1995_12_december_cherries

I wondered whether E stood for anything, like Edward or Evan. It was only later I found out why E was called E. There I was aged 16 on my first day at Tully’s cherry orchard just outside Beechworth. Mr Tully drove us up from the town in his ute. He was very much “”Mr Tully” to us. Sheer heaven. Cherries everywhere and you could eat as many as you wanted.

E pointed me to a large tree with branches dripping cherries. He left me three large wooden cases (the size of a banana box) and a metal bucket with some leather straps to put around my neck, and drove slowly off in the ute with the rest of the pickers in the back.

I picked and ate furiously. The metal bucket filled and I tipped it into the wooden box. Soon the case was full. We were paid a dollar a case. (And a 1967 dollar was worth, say, $15).

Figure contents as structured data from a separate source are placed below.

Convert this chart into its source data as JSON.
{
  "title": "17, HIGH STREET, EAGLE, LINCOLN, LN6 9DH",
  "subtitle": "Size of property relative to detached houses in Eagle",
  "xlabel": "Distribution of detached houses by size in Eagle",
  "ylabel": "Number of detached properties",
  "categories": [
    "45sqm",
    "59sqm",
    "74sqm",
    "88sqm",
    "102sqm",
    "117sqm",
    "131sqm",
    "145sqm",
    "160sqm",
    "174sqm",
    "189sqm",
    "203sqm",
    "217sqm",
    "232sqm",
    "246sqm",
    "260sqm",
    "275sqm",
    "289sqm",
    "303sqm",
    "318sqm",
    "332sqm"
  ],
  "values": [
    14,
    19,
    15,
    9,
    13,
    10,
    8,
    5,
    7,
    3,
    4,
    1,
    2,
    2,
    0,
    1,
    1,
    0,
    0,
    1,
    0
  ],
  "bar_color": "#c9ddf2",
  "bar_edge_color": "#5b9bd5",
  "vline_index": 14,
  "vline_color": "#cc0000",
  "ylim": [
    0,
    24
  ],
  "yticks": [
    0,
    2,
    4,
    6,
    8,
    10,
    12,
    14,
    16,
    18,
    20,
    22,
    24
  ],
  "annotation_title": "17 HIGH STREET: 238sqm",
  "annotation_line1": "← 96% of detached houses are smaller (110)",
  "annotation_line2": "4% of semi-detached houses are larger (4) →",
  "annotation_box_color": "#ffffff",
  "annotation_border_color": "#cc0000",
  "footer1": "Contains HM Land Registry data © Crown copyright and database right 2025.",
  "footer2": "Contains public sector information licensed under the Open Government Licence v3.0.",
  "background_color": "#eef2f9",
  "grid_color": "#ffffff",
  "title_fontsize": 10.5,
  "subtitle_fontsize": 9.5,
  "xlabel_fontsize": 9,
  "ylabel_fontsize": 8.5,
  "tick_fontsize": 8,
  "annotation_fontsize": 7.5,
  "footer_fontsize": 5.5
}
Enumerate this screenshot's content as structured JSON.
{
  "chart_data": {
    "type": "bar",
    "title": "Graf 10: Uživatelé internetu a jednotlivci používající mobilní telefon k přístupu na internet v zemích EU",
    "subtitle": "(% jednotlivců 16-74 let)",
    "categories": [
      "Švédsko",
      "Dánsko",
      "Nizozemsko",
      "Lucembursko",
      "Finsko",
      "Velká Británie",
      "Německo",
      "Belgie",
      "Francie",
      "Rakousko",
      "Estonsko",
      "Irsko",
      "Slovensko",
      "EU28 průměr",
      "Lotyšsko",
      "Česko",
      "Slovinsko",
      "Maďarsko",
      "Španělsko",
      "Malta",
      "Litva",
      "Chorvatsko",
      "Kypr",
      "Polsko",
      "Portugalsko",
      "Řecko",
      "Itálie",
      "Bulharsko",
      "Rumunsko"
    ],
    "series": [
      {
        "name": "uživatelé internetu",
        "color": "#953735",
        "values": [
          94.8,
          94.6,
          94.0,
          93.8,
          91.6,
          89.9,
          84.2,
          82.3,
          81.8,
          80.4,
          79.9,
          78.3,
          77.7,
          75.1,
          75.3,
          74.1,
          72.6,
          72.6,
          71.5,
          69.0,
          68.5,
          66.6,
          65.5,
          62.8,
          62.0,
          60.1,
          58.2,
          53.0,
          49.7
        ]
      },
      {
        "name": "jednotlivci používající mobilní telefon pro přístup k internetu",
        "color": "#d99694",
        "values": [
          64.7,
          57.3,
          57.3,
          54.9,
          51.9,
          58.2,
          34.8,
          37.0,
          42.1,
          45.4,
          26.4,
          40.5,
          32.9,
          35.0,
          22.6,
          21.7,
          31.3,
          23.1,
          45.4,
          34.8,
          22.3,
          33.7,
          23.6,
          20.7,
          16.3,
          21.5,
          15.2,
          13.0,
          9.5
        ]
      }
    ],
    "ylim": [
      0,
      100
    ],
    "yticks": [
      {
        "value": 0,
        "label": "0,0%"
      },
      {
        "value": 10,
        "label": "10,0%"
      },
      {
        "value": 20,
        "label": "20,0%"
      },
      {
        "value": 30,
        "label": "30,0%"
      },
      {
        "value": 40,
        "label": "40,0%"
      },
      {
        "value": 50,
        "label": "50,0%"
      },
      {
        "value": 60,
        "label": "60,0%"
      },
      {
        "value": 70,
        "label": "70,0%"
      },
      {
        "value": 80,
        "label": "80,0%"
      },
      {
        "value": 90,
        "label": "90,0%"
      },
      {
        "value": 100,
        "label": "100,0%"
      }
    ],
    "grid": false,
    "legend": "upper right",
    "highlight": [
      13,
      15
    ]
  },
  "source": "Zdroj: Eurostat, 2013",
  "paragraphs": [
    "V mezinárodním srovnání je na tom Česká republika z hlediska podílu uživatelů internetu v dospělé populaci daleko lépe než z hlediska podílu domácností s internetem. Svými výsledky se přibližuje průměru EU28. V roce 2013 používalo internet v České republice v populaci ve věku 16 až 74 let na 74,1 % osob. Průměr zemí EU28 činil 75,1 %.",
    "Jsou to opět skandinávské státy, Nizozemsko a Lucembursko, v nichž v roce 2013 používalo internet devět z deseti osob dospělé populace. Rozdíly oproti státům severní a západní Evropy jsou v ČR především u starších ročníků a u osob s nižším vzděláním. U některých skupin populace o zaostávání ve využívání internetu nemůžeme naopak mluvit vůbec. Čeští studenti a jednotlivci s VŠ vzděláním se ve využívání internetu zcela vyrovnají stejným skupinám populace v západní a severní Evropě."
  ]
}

I started multiplying. One box in 45 minutes, meant 12 cases a day. That was $12 a day or $84 a week because they picked every day. Five weeks of holidays meant $420. This was a fabulous sum.

The cherries continued to fall into the metal bucket and I tipped them into the next case. I always wanted a transistor radio and a watch. Until that day in the cherry orchard they had been out of reach.

Another case in just under 50 minutes. I could even give my parents and brothers and sisters Christmas presents … generosity unheard of till then. My parents usually financed separate presents for each child from “”all the other kids”.

The sun was getting a little higher. I moved to the next tree. My picking rate slowed a little, but it was still pretty good, say, 55 minutes to an hour per case. I was still rich by any teenage standard. I even dreamed of a motor-bike. A friend of my brother’s was selling an ancient oil-spewing BSA. (It stands for Birmingham Small Arms, but my younger brother insisted that the length between the handlebars and the seat was perfectly suitable for someone with normal length arms.) Anyway, the motor-bike was in reach. E was a very short man with an officious, squeaky (though very Australian) voice. He was a bit of tyrant as a pickers’ supervisor, doing Mr Tully’s bidding.

“” ‘ere, what’s this,” E cried looking up. “”You can’t start a new tree without finishing the first one. Get up on that ladder and get the rest of them cherries.”

The ladders (before the occupational-health-and-safety obsession) had only one prong for a support, so they formed an unstable triangle. “”Up there, right up there,” E shouted.

I got the few cherries at the top of the tree and struggled down, spilling the ladder. At this rate it would take two hours to pick a case. Then E looked walked over to my first two cases.

“”That’s not a proper case of cherries,” he said. And he picked up one case and poured the cherries out of it on to the other case, creating a small mountain of cherries … as many as he could physically pile up. And he lifted the over-flowing case on to the ute while I stood aghast at the other case now one-third empty. “”That’s how you pick a case of cherries,” E said.

My mental arithmetic worked like a yet-to-be-invented pocket calculator … two thirds of a case in 45 minutes is a full case in 67 minutes, is only eight cases a day, is only . . . . is NO MOTOR BIKE!

And then he, too, looked at my depleted second case and lunged into it, picking out cherries with light brown bruises (that I had not noticed before) and hurling them into the dust. Then he tipped the whole case … and my earlier familial Christmas generosity … into the black-brown dust.

At an estimated $5 a day, I’d be lucky to earn enough to buy a watch. I was sweaty, knackered and sunburnt and E’s watch showed only 10am. Like the pickers in the Grapes of Wrath I knew then that manual labour was no way to fulfil dreams and that the joy of honest toil and sweat in harvesting the fruits of the land was romantic twaddle.

But the subversive humour of Australian workers was not. At that moment the supervisor was holding up the bruised cherries and saying, “”‘This is no good. “E can’t sell a cherry like that. If “e saw that cherry “e’d have me out of here. If “e comes down here they’ll be hell to pay.”

His reverence and fear for Mr Tully was such he never spoke his name. Then another picker, seeing the performance from atop another tree, yelled, “”Don’t worry about E, mate. ‘E does that to all the first-day pickers.” An irreverent, mocking cockiness was evident in the slight difference in pronunciation between E the proper noun and ‘e the improper pronoun.